Saya terkekeh-kekeh kala membaca berita lokal yang dirilis sebuah koran di Provinsi Bangka Belitung pada 2017. Kala itu Gubernur Erzaldi Rosman menasihati Bupati Bangka Tengah (Bateng) Ibnu Saleh dengan berkata, "Saya titipkan Bangka Tengah jadi harus lebih baik dari yang sekarang. Hindari sikap-sikap yang membuat orang marah, dan jangan terlalu banyak cengkonek."Â
Mengapa saya tertawa? Karena kata cengkonek itu juga sering saya dengar ketika masih kecil. Saya dibesarkan dalam lingkup keluarga yang pernah merantau di Kepulauan Riau sebelum kembali menetap di Kota Gudeg dan Bakpia.
Mama saya sering berkata,"Tolong bantu sapu rumah. Jangan banyak cengkonek." Mungkin karena berkali-kali dinasihati demikian, saya jadi anak alim. Hehehe.Â
Terdorong rasa penasaran, saya menelusuri dua kata, yaitu cengkonek dan cengkunek. Cengkonek dan cengkunek intinya sama saja.

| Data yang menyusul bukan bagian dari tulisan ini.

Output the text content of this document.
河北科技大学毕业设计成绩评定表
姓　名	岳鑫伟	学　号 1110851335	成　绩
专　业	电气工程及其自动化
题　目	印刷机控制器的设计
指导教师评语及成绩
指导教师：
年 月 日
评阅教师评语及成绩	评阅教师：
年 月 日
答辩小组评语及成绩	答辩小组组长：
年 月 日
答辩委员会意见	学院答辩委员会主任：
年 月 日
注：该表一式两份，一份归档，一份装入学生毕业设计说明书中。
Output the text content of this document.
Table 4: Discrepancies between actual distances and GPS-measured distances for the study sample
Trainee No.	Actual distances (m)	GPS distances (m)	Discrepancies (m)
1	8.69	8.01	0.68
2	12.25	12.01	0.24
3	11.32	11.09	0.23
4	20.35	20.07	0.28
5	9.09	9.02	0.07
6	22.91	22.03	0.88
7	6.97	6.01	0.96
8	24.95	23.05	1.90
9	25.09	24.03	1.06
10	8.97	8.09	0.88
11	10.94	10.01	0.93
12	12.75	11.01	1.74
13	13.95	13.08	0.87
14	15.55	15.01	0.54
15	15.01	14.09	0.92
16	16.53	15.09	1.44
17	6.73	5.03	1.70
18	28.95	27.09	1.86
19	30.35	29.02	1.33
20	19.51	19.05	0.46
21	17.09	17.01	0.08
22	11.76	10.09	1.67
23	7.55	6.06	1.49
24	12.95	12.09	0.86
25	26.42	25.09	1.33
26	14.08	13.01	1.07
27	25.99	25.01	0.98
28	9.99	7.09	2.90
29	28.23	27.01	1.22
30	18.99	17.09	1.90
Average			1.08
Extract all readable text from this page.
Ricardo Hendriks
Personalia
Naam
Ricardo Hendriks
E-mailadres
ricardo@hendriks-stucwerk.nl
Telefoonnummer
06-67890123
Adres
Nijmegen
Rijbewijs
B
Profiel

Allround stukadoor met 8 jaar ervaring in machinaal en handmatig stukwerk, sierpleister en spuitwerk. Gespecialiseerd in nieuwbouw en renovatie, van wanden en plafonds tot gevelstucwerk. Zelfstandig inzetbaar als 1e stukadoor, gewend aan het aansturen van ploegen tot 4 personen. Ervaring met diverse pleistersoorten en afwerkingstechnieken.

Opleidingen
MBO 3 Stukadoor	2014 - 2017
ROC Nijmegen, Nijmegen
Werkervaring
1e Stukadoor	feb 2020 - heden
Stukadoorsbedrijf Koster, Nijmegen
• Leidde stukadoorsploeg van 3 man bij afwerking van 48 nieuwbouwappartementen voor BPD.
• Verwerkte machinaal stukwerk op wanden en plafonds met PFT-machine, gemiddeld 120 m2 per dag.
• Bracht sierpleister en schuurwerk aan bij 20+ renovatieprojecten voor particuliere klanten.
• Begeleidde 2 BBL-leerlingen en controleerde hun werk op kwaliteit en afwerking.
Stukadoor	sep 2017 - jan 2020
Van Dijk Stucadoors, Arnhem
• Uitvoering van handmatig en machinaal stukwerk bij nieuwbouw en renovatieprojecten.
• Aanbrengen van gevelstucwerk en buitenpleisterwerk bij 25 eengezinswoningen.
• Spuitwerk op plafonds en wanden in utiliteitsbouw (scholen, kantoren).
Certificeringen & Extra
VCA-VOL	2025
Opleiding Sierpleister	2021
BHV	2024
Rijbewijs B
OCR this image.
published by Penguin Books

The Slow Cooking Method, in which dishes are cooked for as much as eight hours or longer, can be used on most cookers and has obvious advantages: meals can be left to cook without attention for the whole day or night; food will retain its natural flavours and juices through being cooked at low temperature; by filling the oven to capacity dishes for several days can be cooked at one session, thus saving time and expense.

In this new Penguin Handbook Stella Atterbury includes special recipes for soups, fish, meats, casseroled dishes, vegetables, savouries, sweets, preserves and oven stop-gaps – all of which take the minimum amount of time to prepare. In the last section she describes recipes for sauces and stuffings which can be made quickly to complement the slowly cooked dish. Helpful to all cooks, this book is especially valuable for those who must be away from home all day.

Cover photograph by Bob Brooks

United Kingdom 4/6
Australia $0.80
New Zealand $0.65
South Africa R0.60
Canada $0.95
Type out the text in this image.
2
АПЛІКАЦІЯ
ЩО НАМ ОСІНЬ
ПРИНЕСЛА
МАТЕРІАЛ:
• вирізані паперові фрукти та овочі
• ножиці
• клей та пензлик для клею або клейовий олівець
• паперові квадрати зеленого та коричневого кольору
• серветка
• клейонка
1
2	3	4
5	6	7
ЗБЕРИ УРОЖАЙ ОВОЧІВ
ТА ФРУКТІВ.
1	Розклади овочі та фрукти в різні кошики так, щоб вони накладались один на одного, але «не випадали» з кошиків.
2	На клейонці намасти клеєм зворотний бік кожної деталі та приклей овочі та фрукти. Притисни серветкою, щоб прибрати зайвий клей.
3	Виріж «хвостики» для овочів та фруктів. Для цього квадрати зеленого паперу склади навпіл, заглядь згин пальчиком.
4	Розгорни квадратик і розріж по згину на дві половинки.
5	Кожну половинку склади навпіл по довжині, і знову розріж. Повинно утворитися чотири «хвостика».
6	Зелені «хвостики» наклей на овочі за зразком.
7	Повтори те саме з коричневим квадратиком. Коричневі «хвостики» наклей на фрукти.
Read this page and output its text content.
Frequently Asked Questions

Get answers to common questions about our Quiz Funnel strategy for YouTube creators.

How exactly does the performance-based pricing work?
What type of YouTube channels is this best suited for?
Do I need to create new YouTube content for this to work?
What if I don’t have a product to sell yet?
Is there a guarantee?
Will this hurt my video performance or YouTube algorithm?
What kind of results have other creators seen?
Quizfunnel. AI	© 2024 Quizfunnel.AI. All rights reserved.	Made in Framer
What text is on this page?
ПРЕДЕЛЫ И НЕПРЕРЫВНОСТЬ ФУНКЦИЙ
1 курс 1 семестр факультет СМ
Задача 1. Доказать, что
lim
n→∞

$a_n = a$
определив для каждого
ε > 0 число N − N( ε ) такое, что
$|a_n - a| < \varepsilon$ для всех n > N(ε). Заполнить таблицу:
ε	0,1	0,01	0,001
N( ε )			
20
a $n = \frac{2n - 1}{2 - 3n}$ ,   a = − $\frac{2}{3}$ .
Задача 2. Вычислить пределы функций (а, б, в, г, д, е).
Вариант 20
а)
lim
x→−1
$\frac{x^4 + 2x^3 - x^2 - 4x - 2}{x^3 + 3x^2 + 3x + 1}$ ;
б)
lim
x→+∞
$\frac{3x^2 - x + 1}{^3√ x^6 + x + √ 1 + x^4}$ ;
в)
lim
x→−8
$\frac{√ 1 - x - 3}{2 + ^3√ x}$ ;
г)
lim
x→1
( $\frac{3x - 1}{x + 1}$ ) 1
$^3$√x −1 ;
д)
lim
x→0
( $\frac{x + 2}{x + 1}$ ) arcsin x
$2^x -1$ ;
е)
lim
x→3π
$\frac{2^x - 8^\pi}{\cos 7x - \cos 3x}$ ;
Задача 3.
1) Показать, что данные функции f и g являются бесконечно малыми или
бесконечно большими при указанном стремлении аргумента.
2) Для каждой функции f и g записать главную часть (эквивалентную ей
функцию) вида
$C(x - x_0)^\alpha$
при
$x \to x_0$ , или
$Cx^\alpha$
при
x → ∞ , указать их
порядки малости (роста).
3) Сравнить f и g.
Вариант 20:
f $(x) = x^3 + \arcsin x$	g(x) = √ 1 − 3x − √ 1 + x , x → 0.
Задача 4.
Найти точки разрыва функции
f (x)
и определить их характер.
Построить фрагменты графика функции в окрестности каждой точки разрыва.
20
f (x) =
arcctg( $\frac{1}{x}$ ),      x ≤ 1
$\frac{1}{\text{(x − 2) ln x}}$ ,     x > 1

Kurang lebih artinya adalah "tingkah" atau "omong" atau "cakap."
"Jadi orang jangan banyak cengkunek" artinya "jadi orang jangan banyak tingkah". Kerjakan saja apa yang diperintahkan tanpa banyak mengeluh. Kurang lebih begitu.
Kata cengkunek ini menurut Wiktionary telah ditambahkan dalam KBBI pada Oktober 2019 sebagai tambahan VI.
Penjelajahan saya di dunia maya mempertemukan saya dengan kata cengkunek yang rupanya juga digunakan di Medan. Orang Medan sana juga berkata, "Jangan banyak cengkunek lah". Artinya, jangan banyak lagak atau banyak gaya atau banyak alasan.
Makna yang sama saya temukan dalam laman yang membahas bahasa Minang. Kata cengkunek ini kiranya berpadanan dengan kata cincong dan (ber)tingkah dalam bahasa Indonesia.
Juga bersinonim dengan banyak mulut, celomes, celopar, gapil mulut, beleter, dan mulut rambang.